Animal prints have always been around, but this year major designers like Bill Blass and Patrick Kelly have declared open season on fabrics patterned after cheetahs, zebras, leopards and pythons. Says Blass promotion director Tom Fallon: “Animal prints are wildly successful. Women haven’t had fashions like these in their closets for many a season, and they’re quite excited about them.”
Explanations for the phenomenon abound. Some credit the current revival of late-’50s fashions; others say it’s an offshoot of the safari look that was inspired by the movie Out of Africa. Benetton’s director of public relations, Sally Fischer, offers her own pet theory on why giraffe-and horse-patterned sweaters are among her company’s biggest animal-print sellers. “I think it’s because those animals are long and sleek,” she says. “I guess there’s an underlying theme of escapism somewhere.”

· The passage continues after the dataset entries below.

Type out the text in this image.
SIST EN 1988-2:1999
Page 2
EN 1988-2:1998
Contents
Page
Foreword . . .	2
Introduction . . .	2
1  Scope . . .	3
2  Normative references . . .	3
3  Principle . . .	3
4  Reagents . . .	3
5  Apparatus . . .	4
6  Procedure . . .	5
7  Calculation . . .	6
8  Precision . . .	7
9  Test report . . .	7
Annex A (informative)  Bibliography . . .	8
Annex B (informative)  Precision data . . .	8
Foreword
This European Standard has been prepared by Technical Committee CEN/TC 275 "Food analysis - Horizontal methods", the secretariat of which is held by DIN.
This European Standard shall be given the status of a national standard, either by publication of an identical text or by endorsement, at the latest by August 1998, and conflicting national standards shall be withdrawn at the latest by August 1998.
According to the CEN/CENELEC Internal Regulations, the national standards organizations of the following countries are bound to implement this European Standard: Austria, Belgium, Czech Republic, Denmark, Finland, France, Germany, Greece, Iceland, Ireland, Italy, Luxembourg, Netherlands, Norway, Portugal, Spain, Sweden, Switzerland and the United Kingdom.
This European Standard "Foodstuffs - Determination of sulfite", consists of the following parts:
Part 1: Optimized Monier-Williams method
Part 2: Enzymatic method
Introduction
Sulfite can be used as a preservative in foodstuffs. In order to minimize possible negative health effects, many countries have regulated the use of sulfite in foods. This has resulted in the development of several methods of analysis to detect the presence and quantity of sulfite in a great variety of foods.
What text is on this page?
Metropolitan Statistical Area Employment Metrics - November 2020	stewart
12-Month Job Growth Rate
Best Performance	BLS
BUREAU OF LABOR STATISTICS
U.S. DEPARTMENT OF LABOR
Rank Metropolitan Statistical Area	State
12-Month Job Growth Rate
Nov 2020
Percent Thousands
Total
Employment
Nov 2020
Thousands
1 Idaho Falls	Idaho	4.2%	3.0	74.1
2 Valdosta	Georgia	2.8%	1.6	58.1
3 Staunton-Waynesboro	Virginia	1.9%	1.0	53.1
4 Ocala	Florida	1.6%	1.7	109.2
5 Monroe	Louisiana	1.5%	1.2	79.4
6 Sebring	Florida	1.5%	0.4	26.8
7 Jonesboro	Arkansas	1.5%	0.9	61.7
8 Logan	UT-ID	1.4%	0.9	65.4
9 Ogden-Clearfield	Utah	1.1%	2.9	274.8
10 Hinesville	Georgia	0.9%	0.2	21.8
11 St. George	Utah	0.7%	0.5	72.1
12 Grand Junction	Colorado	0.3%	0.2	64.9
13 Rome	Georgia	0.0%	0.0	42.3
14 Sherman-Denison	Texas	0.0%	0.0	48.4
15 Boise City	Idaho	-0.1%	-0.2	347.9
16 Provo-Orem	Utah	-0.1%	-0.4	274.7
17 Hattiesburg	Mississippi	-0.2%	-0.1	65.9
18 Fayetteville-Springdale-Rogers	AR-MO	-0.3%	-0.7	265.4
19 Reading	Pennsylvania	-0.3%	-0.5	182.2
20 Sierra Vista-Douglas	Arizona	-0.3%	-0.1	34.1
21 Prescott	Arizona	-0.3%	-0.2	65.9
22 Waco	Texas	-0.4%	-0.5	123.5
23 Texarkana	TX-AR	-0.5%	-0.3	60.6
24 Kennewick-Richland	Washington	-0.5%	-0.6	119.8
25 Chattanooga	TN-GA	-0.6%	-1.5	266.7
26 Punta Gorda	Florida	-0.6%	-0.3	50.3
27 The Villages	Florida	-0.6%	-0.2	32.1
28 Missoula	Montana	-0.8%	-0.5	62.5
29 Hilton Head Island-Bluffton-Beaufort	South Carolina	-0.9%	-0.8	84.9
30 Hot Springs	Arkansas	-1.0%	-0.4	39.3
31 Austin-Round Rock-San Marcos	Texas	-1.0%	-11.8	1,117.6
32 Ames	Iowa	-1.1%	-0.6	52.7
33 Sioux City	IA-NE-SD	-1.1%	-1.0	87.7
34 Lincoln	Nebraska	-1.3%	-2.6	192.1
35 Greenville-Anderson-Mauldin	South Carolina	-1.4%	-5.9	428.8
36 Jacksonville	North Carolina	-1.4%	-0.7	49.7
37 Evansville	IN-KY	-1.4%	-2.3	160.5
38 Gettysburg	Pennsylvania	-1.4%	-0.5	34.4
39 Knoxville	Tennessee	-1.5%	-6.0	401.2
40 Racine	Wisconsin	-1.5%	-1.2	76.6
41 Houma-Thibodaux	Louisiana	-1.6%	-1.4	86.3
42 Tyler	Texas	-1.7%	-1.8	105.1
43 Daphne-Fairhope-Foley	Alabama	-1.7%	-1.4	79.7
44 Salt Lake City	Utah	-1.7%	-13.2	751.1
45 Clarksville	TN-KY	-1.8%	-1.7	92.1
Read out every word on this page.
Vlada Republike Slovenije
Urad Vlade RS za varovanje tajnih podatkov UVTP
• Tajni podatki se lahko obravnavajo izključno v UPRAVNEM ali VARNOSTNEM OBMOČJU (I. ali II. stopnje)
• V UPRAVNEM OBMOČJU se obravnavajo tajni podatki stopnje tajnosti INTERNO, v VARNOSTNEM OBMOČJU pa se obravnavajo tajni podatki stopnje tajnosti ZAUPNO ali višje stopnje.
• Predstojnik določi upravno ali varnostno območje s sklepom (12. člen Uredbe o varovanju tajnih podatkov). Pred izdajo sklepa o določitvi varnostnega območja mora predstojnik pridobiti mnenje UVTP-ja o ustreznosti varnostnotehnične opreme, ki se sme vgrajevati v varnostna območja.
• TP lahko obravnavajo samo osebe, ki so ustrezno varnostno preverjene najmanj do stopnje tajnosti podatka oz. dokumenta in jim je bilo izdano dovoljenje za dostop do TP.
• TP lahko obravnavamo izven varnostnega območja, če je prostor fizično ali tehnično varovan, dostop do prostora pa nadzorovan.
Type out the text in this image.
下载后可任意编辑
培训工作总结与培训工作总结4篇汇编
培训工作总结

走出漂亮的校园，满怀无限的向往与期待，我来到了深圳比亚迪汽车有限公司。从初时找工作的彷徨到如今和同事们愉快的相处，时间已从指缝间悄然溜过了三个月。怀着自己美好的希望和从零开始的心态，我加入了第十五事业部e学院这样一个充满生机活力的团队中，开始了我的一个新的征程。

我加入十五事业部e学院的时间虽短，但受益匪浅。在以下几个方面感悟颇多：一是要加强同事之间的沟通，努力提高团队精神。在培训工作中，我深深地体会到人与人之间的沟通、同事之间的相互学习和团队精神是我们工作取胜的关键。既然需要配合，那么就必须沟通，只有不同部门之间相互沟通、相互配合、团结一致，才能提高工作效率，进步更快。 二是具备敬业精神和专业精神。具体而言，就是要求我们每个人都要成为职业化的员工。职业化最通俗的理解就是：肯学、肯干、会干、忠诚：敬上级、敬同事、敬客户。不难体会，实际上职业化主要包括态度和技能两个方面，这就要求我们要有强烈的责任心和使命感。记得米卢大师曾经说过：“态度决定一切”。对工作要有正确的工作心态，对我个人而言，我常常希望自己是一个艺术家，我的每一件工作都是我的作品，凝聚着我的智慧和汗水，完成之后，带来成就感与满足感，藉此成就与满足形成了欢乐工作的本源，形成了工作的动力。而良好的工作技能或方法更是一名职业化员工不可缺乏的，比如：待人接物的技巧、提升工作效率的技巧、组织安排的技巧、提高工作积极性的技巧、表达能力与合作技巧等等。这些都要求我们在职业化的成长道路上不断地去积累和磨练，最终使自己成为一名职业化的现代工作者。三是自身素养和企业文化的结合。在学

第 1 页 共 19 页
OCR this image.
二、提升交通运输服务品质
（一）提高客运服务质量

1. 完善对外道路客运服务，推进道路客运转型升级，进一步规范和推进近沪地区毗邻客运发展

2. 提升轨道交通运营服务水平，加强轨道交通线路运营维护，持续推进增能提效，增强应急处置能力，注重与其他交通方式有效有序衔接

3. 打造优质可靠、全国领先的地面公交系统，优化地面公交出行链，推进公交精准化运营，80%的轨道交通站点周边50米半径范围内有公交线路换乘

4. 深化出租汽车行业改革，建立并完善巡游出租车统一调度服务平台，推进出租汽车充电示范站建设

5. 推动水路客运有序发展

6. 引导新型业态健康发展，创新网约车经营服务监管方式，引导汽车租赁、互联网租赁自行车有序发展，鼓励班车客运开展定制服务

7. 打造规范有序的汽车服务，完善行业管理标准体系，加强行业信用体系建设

The wild world of fashion is divided on whether animal prints and skins will endure or be passé by spring. Hollywood chronicler Jackie Collins, who has made animal prints her trademark for years, is afraid they may be getting too popular. “The next thing you know, they’ll be wearing them on Dallas,” she says, hinting that the day Sue Ellen turns up in leopard-look toreadors is the day Jackie Collins crawls out of them. “It’s a sleek look,” she says. “I guess people saw it so much on me, it became extremely popular.”